CHAPTER 9: Uniprocessor Scheduling
 Three types of process scheduling, relation to state transition diagrams.
 Short-Term scheduling criteria, Table 9.2.
 Be able to tell whether a particular criterion is user-oriented or system-oriented.
 Be able to compare various scheduling algorithms according to the characteristics in
Table 9.3
 Be able to describe/demonstrate understanding of FCFS, Round Robin, Priority-based
scheduling and multi-level feedback queues. Know what SPN and SRT are.
 What is the difference between a preemptive scheduling policy and a non-preemptive
policy?
 Be able to define wait time, turnaround time, & normalized turnaround time.
 How (and why) do operating systems establish policies to favor short processes
(interactive processes) without heavily penalizing other processes?
 Understand (in general, not specifics) how operating systems like UNIX or Linux use
CPU time as a factor in scheduling.
CHAPTER 10: Multiprocessor and Real Time Scheduling
 What is symmetric multiprocessing?
 In a multiprocessor environment, why do processes that exhibit medium-grained
parallelism (multi-threaded processes, for example) benefit from specially tuned
scheduling policies, whereas processes characterized by coarse grained or independent
parallelism don’t get significant improvements in behavior?

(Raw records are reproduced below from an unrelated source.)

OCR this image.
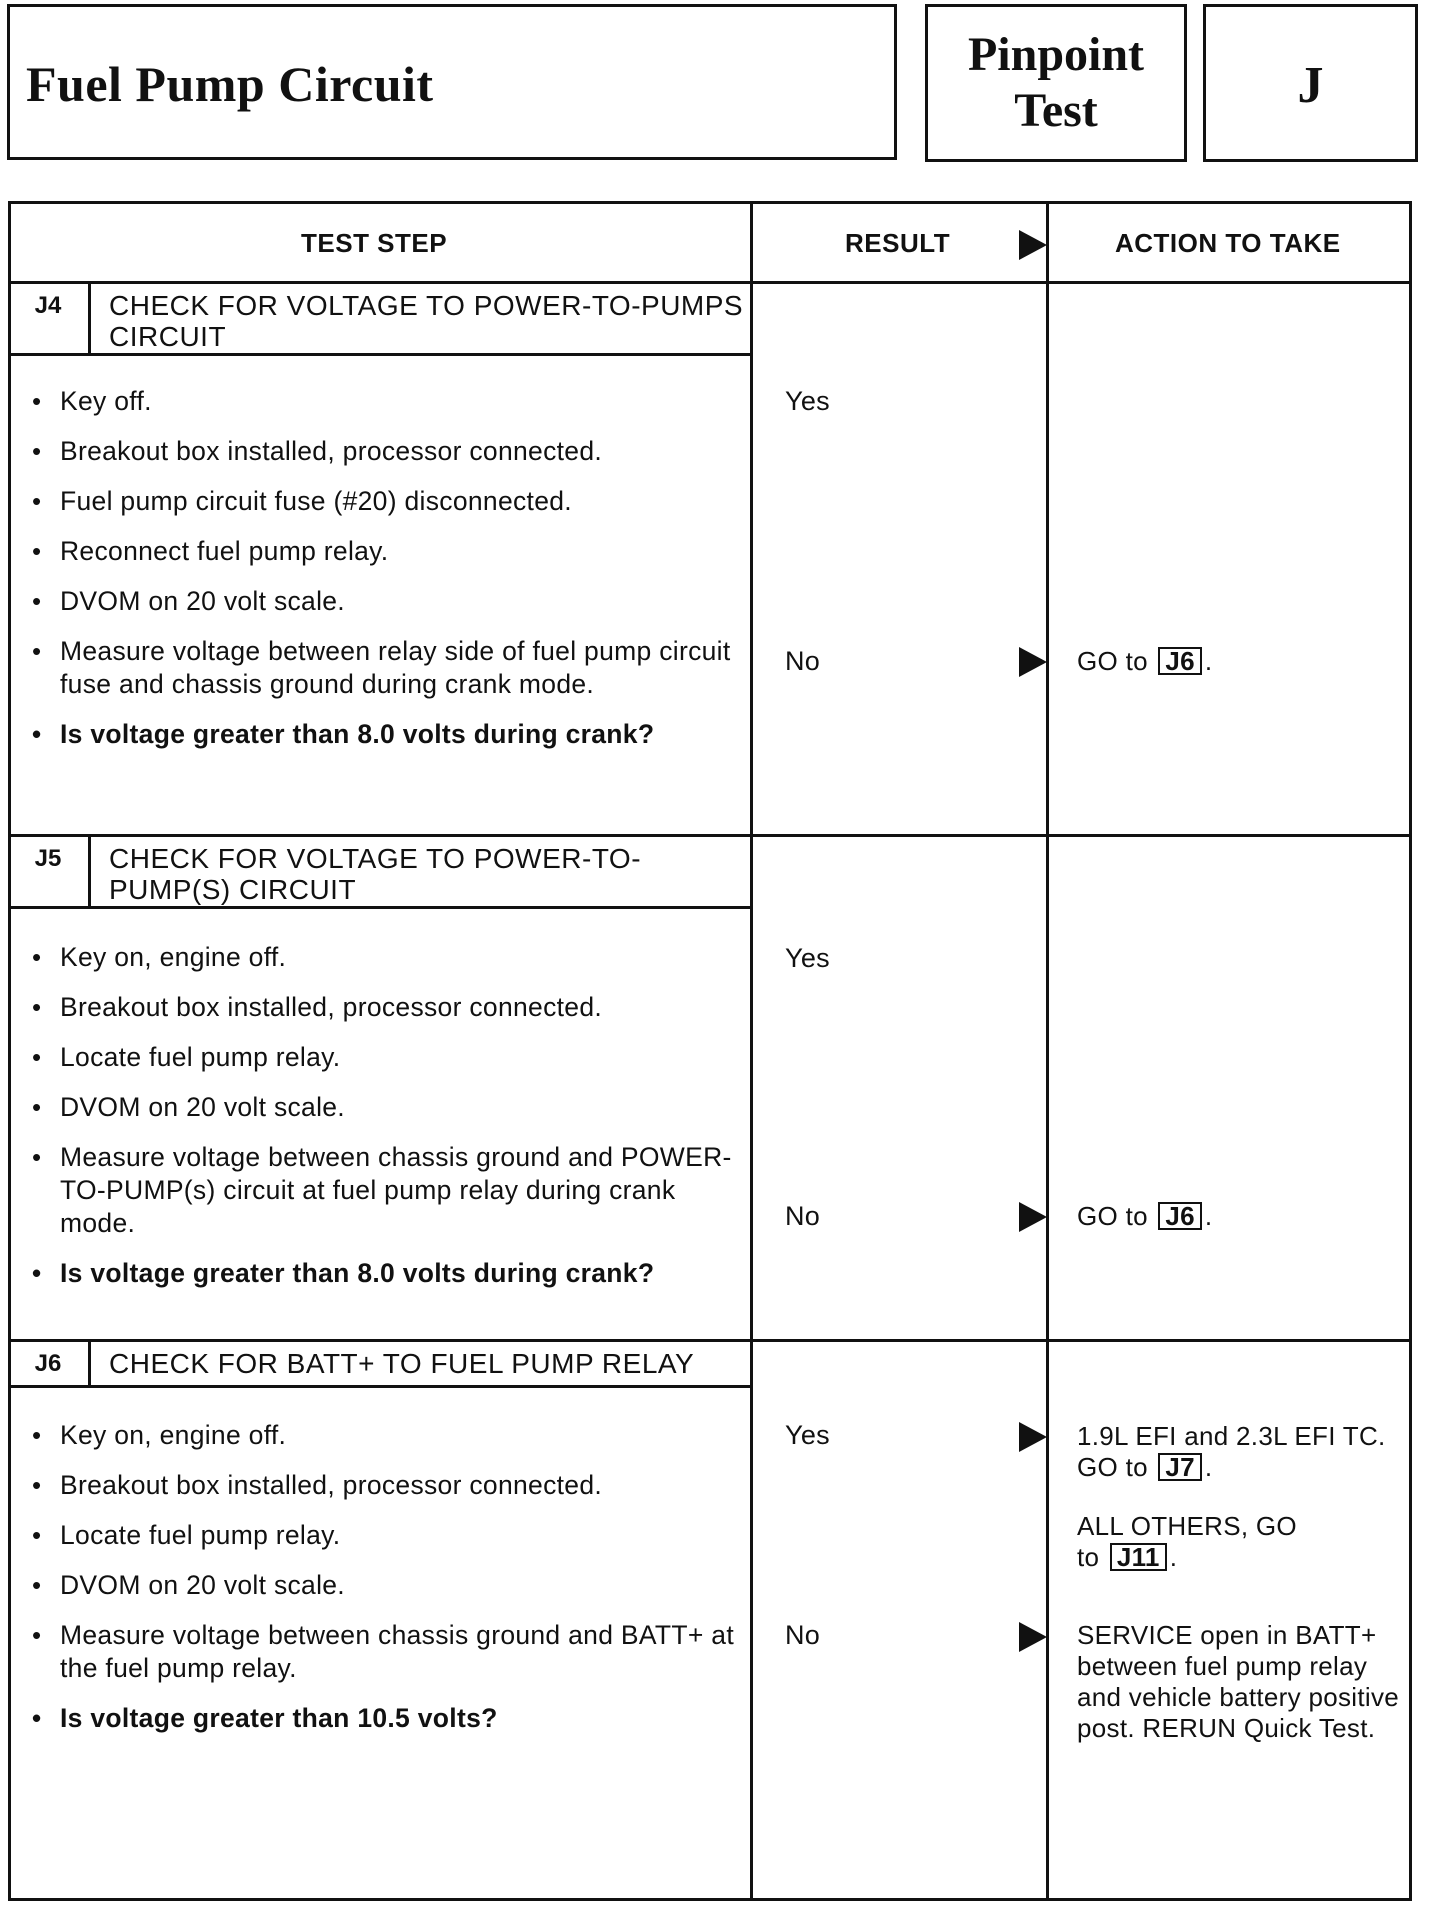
Fuel Pump Circuit
Pinpoint
Test	J
TEST STEP	RESULT	ACTION TO TAKE
J4	CHECK FOR VOLTAGE TO POWER-TO-PUMPS CIRCUIT
• Key off.
• Breakout box installed, processor connected.
• Fuel pump circuit fuse (#20) disconnected.
• Reconnect fuel pump relay.
• DVOM on 20 volt scale.
• Measure voltage between relay side of fuel pump circuit fuse and chassis ground during crank mode.
• Is voltage greater than 8.0 volts during crank?
Yes
No	GO to J6 .
J5	CHECK FOR VOLTAGE TO POWER-TO-PUMP(S) CIRCUIT
• Key on, engine off.
• Breakout box installed, processor connected.
• Locate fuel pump relay.
• DVOM on 20 volt scale.
• Measure voltage between chassis ground and POWER-TO-PUMP(s) circuit at fuel pump relay during crank mode.
• Is voltage greater than 8.0 volts during crank?
Yes
No	GO to J6 .
J6	CHECK FOR BATT+ TO FUEL PUMP RELAY
• Key on, engine off.
• Breakout box installed, processor connected.
• Locate fuel pump relay.
• DVOM on 20 volt scale.
• Measure voltage between chassis ground and BATT+ at the fuel pump relay.
• Is voltage greater than 10.5 volts?
Yes	1.9L EFI and 2.3L EFI TC. GO to J7 .

ALL OTHERS, GO to J11 .

No	SERVICE open in BATT+ between fuel pump relay and vehicle battery positive post. RERUN Quick Test.
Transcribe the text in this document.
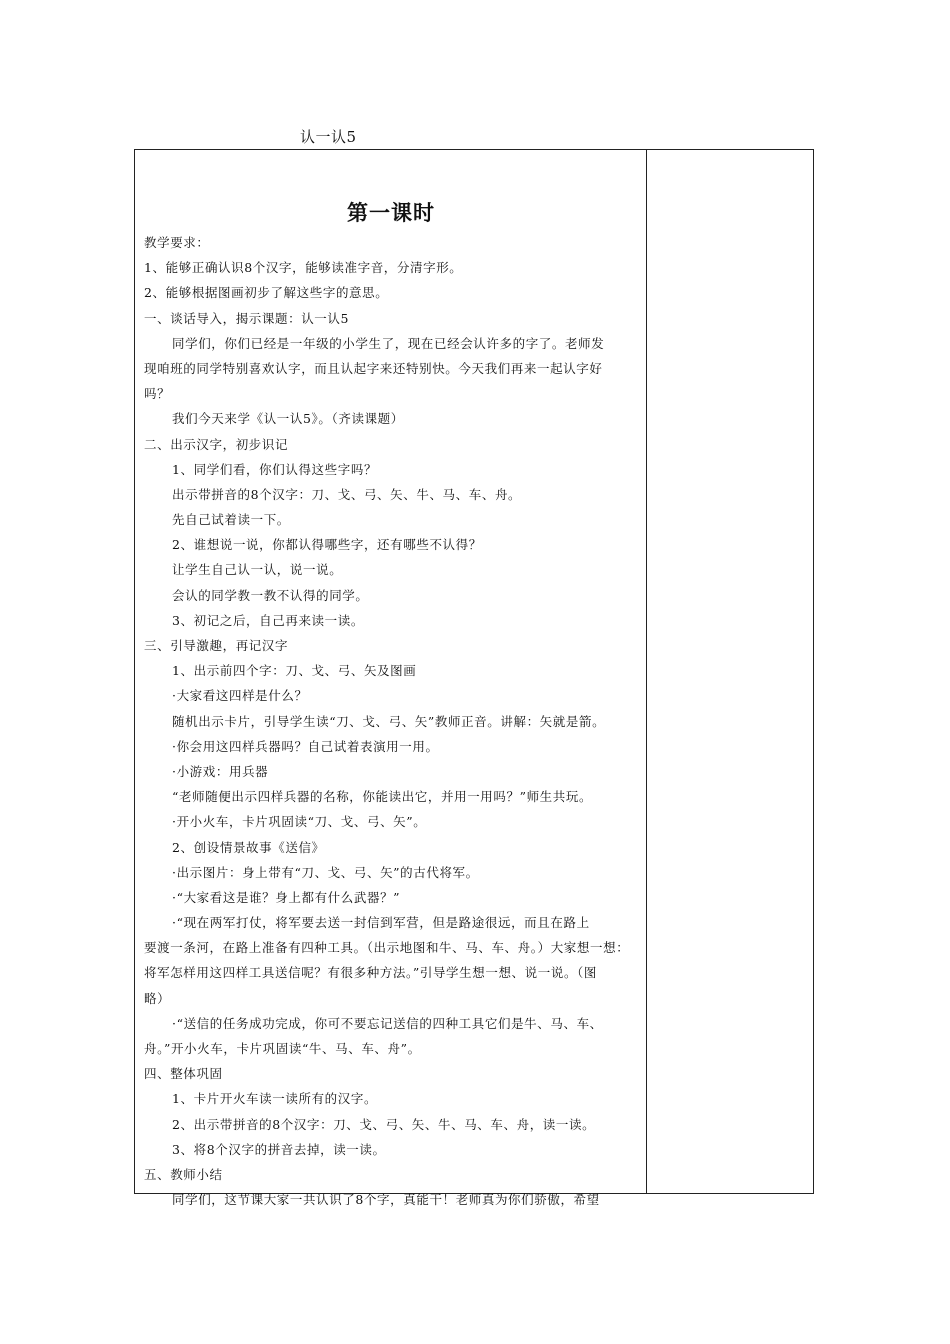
认一认5
第一课时
教学要求：
1、能够正确认识8个汉字，能够读准字音，分清字形。
2、能够根据图画初步了解这些字的意思。
一、谈话导入，揭示课题：认一认5
同学们，你们已经是一年级的小学生了，现在已经会认许多的字了。老师发
现咱班的同学特别喜欢认字，而且认起字来还特别快。今天我们再来一起认字好
吗？
我们今天来学《认一认5》。（齐读课题）
二、出示汉字，初步识记
1、同学们看，你们认得这些字吗？
出示带拼音的8个汉字：刀、戈、弓、矢、牛、马、车、舟。
先自己试着读一下。
2、谁想说一说，你都认得哪些字，还有哪些不认得？
让学生自己认一认，说一说。
会认的同学教一教不认得的同学。
3、初记之后，自己再来读一读。
三、引导激趣，再记汉字
1、出示前四个字：刀、戈、弓、矢及图画
·大家看这四样是什么？
随机出示卡片，引导学生读“刀、戈、弓、矢”教师正音。讲解：矢就是箭。
·你会用这四样兵器吗？自己试着表演用一用。
·小游戏：用兵器
“老师随便出示四样兵器的名称，你能读出它，并用一用吗？”师生共玩。
·开小火车，卡片巩固读“刀、戈、弓、矢”。
2、创设情景故事《送信》
·出示图片：身上带有“刀、戈、弓、矢”的古代将军。
·“大家看这是谁？身上都有什么武器？”
·“现在两军打仗，将军要去送一封信到军营，但是路途很远，而且在路上
要渡一条河，在路上准备有四种工具。（出示地图和牛、马、车、舟。）大家想一想：
将军怎样用这四样工具送信呢？有很多种方法。”引导学生想一想、说一说。（图
略）
·“送信的任务成功完成，你可不要忘记送信的四种工具它们是牛、马、车、
舟。”开小火车，卡片巩固读“牛、马、车、舟”。
四、整体巩固
1、卡片开火车读一读所有的汉字。
2、出示带拼音的8个汉字：刀、戈、弓、矢、牛、马、车、舟，读一读。
3、将8个汉字的拼音去掉，读一读。
五、教师小结
同学们，这节课大家一共认识了8个字，真能干！老师真为你们骄傲，希望
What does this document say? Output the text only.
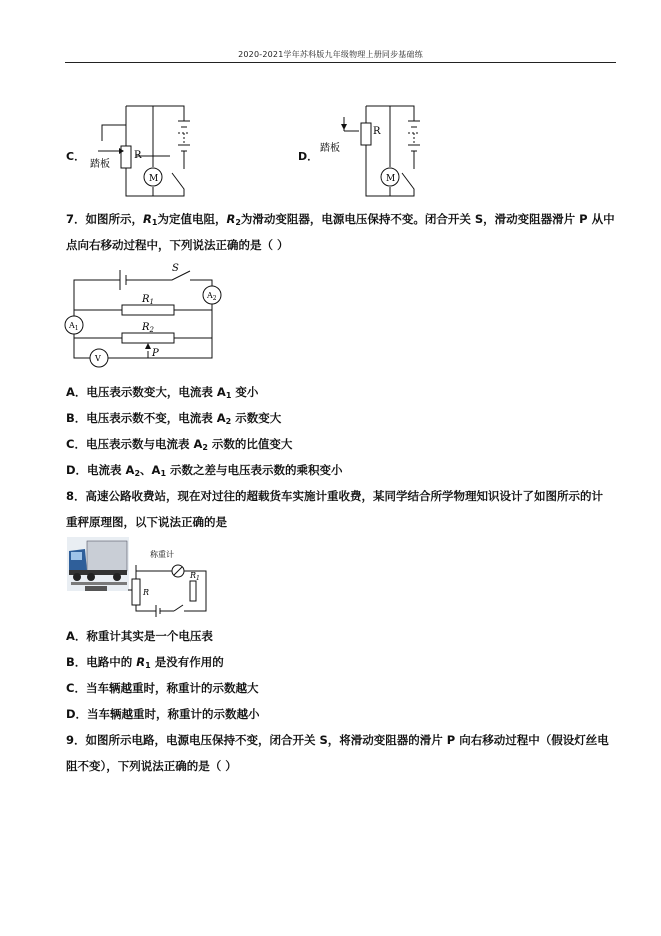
2020-2021学年苏科版九年级物理上册同步基础练
C．	R
M
踏板
D．
R
M
踏板
7．如图所示，$R_1$为定值电阻，$R_2$为滑动变阻器，电源电压保持不变。闭合开关 S，滑动变阻器滑片 P 从中
点向右移动过程中，下列说法正确的是（ ）
S
$R_1$
$R_2$
P
$A_1$
$A_2$
V
A．电压表示数变大，电流表 $A_1$ 变小
B．电压表示数不变，电流表 $A_2$ 示数变大
C．电压表示数与电流表 $A_2$ 示数的比值变大
D．电流表 $A_2$、$A_1$ 示数之差与电压表示数的乘积变小
8．高速公路收费站，现在对过往的超载货车实施计重收费，某同学结合所学物理知识设计了如图所示的计
重秤原理图，以下说法正确的是
称重计
R
$R_1$
A．称重计其实是一个电压表
B．电路中的 $R_1$ 是没有作用的
C．当车辆越重时，称重计的示数越大
D．当车辆越重时，称重计的示数越小
9．如图所示电路，电源电压保持不变，闭合开关 S，将滑动变阻器的滑片 P 向右移动过程中（假设灯丝电
阻不变），下列说法正确的是（ ）
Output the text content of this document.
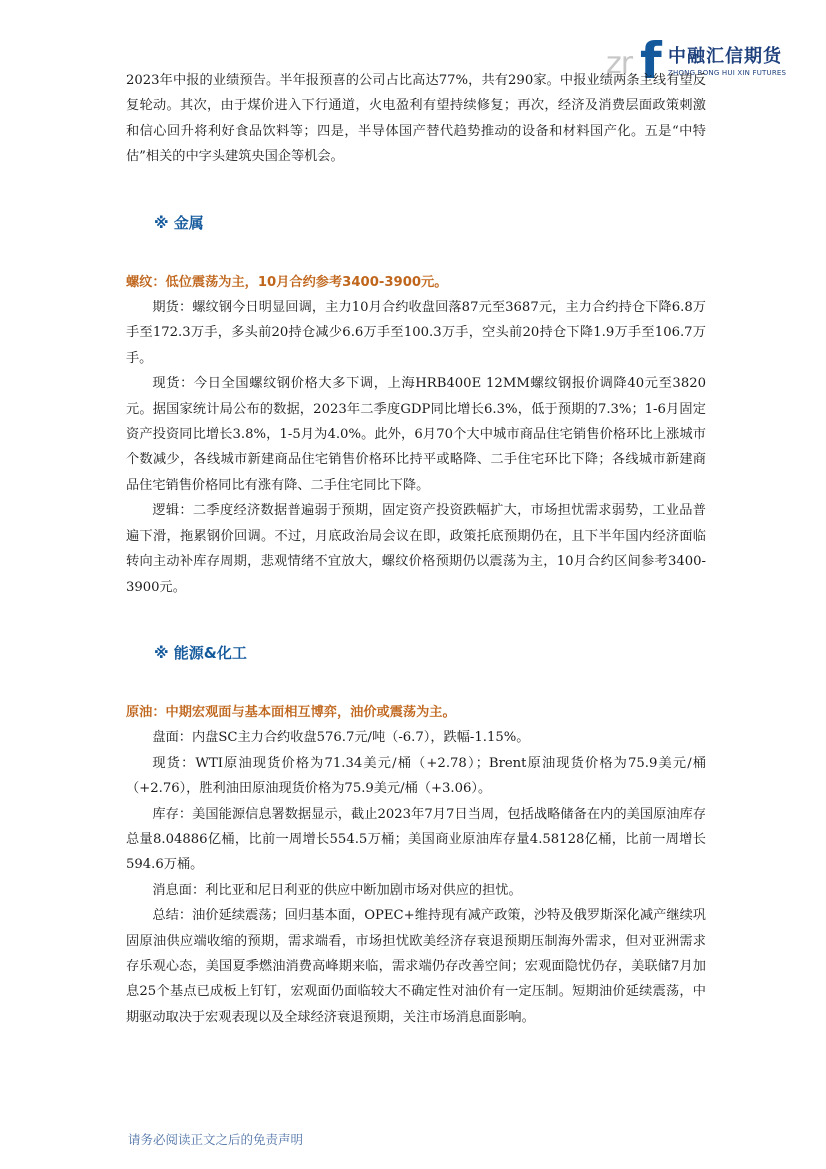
zr f 中融汇信期货
ZHONG RONG HUI XIN FUTURES

2023年中报的业绩预告。半年报预喜的公司占比高达77%，共有290家。中报业绩两条主线有望反复轮动。其次，由于煤价进入下行通道，火电盈利有望持续修复；再次，经济及消费层面政策刺激和信心回升将利好食品饮料等；四是，半导体国产替代趋势推动的设备和材料国产化。五是“中特估”相关的中字头建筑央国企等机会。

※ 金属

螺纹：低位震荡为主，10月合约参考3400-3900元。

期货：螺纹钢今日明显回调，主力10月合约收盘回落87元至3687元，主力合约持仓下降6.8万手至172.3万手，多头前20持仓减少6.6万手至100.3万手，空头前20持仓下降1.9万手至106.7万手。

现货：今日全国螺纹钢价格大多下调，上海HRB400E 12MM螺纹钢报价调降40元至3820元。据国家统计局公布的数据，2023年二季度GDP同比增长6.3%，低于预期的7.3%；1-6月固定资产投资同比增长3.8%，1-5月为4.0%。此外，6月70个大中城市商品住宅销售价格环比上涨城市个数减少，各线城市新建商品住宅销售价格环比持平或略降、二手住宅环比下降；各线城市新建商品住宅销售价格同比有涨有降、二手住宅同比下降。

逻辑：二季度经济数据普遍弱于预期，固定资产投资跌幅扩大，市场担忧需求弱势，工业品普遍下滑，拖累钢价回调。不过，月底政治局会议在即，政策托底预期仍在，且下半年国内经济面临转向主动补库存周期，悲观情绪不宜放大，螺纹价格预期仍以震荡为主，10月合约区间参考3400-3900元。

※ 能源&化工

原油：中期宏观面与基本面相互博弈，油价或震荡为主。

盘面：内盘SC主力合约收盘576.7元/吨（-6.7），跌幅-1.15%。

现货：WTI原油现货价格为71.34美元/桶（+2.78）；Brent原油现货价格为75.9美元/桶（+2.76），胜利油田原油现货价格为75.9美元/桶（+3.06）。

库存：美国能源信息署数据显示，截止2023年7月7日当周，包括战略储备在内的美国原油库存总量8.04886亿桶，比前一周增长554.5万桶；美国商业原油库存量4.58128亿桶，比前一周增长594.6万桶。

消息面：利比亚和尼日利亚的供应中断加剧市场对供应的担忧。

总结：油价延续震荡；回归基本面，OPEC+维持现有减产政策，沙特及俄罗斯深化减产继续巩固原油供应端收缩的预期，需求端看，市场担忧欧美经济存衰退预期压制海外需求，但对亚洲需求存乐观心态，美国夏季燃油消费高峰期来临，需求端仍存改善空间；宏观面隐忧仍存，美联储7月加息25个基点已成板上钉钉，宏观面仍面临较大不确定性对油价有一定压制。短期油价延续震荡，中期驱动取决于宏观表现以及全球经济衰退预期，关注市场消息面影响。

请务必阅读正文之后的免责声明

 Know the four different proposals for thread scheduling and understand the differences
between them.
 Be able to define real-time systems.
 Be able to differentiate between hard real-time tasks and soft real-time tasks.
Know the meanings of determinism and responsiveness.
 Be able to identify priority inversion.
 Know something about the characteristics of modern UNIX, Linux, and Windows
schedulers. For example, in UNIX, what is a preemption point?